Es war in Schwaz zur Zeit der Firmung. Auch unserm Dorf merkte mah schon am Morgen die Festtagsstimmung an. Eine Reihe von Leiterwagen, mit Laub und Fahnen geschmückt und vollbesetzt mit weißgekleideten Mädchen und deran Eltern, Paten und Patinnen, zogen an uns vorüber. Auch in Pilla rüsteten viele Mädchen mit grünen Kränzlein im Haar zum Kirchgang nach Schwaz.

Ich hatte an jenem Tage gerade Dienst und ritt gegen neun mit meiner Abteilung aus. Laut Tagesbefehl sollten wir bis Terfens reiten und dort auf einem freien Platz Gruppenübungen abhalten. Es war ein schöner, sonniger Tag. Trabend bogen wir in die Gassen von Schwaz ein. Auf den von Menschen überfüllten Straßen flatterten die Fahnen zu Ehren des großen Feiertages. Aus der Kirche, an der wir vorbeikamen, drang Gesang.

Schnell entschlossen sagte ich: „Wachtmeister, Sie reiten nach Terfens und warten dort auf mich. Toni, du bleibst bei mir und wirst das Pferd halten!“

Ich betrat vorsichtig die Kirche, um nicht mit Säbel und Sporen zu klirren. Die düstere Kirche mit ihrem kühnen Gewölbe war durch viele buntfarbige Lichter festlich erleuchtet. An allen Altären wurde die hl. Messe gelesen. Der greise Bischof von Brixen stand, umringt von Priestern im altem Ornat, vor dem Hauptaltar, der voll war von flammenden Lichtern und bunten Blumen. In den Bänken saßen Nonnen mit weißen Hauben und junge Mädchen in Festtagskleidung. Sie waren herausgeputzt wie zur Fronleichnamsprozession. Das aufgelöste und gekräuselte Haar war mit Bändern durch-flochten und mit Blüten geschmückt. Um den Hals trugen sie eine Korallenkette und in der Hand hielten sie das Gesangbuch und ein weißes Spitzentuch.

Die Mütter schauten aufmerksam nach ihren Töchtern, denn bald verschob sich hier eine Haarsträhne, bald bildete sich dort eine Falte am Ärmel. Und alle die Kinder sahen mit großen, andächtigen Augen auf den greisen Herrn Bischof aus Brixen. Lichter, Blumen, Musik, Gesang, das alles war für sie da, für sie zelebrierte der Herr Bischof aus Brixen das Hochamt; sie waren nach sorgfältiger Vorbereitung, nach vielen überstandenen Ängsten, in Scheu vor dem frisch gebügelten Kleide, mit Kränzen im Haar, gewaschen, gekämmt, hiehergekommen. Welch eine Pracht! '

Von der Empore herab ertönte ein gemischter Chor. Sänger aus Innsbruck waren da, und auch Streicher und Bläser spielten. Es war wirklich großartig.

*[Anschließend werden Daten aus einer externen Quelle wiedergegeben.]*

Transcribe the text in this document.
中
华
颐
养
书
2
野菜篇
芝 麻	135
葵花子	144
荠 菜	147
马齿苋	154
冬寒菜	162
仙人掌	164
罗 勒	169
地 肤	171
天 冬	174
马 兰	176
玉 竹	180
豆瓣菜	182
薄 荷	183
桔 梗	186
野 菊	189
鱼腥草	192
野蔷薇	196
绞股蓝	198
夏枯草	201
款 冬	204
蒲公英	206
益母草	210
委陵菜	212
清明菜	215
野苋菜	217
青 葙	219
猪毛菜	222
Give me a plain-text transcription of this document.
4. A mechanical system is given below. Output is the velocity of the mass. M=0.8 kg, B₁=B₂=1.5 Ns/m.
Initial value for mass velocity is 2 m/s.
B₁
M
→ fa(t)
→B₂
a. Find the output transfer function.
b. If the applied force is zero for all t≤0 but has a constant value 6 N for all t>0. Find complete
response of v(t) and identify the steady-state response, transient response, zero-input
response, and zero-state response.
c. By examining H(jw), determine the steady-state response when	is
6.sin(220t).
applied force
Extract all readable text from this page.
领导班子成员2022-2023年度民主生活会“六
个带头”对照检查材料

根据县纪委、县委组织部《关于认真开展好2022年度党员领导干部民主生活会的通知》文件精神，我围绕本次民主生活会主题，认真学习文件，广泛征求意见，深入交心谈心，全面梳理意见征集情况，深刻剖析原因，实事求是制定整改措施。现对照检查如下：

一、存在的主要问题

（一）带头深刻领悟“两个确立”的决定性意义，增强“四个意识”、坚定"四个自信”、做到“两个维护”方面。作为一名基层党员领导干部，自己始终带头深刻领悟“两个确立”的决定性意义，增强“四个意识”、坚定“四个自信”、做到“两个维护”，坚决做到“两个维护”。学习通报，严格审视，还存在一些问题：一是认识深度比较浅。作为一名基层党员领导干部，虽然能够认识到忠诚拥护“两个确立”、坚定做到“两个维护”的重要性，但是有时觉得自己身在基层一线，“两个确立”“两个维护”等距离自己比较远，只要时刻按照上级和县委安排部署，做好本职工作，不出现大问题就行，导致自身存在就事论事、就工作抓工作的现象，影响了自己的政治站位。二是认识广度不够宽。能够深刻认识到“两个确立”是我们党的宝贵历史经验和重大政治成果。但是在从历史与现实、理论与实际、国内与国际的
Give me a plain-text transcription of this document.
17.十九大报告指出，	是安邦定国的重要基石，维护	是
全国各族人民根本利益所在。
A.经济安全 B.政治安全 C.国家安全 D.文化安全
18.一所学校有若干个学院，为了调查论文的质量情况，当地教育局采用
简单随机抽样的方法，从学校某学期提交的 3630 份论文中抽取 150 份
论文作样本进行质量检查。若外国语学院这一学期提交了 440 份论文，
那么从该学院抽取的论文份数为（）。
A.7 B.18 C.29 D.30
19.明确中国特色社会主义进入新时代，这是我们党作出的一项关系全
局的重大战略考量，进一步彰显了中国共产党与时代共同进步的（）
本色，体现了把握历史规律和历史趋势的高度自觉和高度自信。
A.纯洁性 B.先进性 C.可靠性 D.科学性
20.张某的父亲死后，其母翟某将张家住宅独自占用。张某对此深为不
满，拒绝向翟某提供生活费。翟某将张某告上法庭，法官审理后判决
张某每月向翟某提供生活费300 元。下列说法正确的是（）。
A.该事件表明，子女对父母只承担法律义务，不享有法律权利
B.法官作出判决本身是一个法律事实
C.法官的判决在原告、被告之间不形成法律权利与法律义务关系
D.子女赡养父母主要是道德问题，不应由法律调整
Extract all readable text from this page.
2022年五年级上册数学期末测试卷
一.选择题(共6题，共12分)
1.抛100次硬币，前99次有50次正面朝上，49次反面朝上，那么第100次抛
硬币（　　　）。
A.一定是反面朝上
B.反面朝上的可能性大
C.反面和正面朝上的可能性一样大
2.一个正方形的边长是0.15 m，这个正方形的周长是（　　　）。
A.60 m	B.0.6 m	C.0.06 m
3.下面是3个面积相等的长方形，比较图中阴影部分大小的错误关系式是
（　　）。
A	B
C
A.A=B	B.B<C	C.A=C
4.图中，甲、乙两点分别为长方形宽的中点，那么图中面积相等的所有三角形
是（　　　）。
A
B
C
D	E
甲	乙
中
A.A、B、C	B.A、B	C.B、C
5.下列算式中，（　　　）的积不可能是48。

Ich schloß die Augen und begann zu träumen, vergaß, daß ich Soldat war und fern, fern der Heimat.

Die Feier war zu Ende. Die Altäre standen verlassen, und nur noch blaue Weihrauchwolken schwebten, durchleuchtet von den Strahlen, die durch die bunten Fenster einfielen, empor.

Die Menschen strömten hinaus.

Vor dem Haupttor herrschte ein solches Gedränge, daß es lange dauerte, ehe ich zum Ausgang gelangte. Ich befand mich die ganze Zeit mitten unter den Mädchen. Als ich schließlich das große geschmiedete Portal erreichte, fühlte ich, wie jemand rückwärts an meinem Waffenrock einen Knopf berührte. Ich drehte mich um und erblickte ein etwa zehnjähriges Mädchen. Es hatte dem Glanz meiner Knöpfe nicht widerstehen können, und ehe die Mutter es merkte, hatte es einen davon berührt. Denn dieser Knopf funkelte wie ein Metallspiegel, in dem man sich in sonderbaren Verzerrungen widergespiegelt sieht.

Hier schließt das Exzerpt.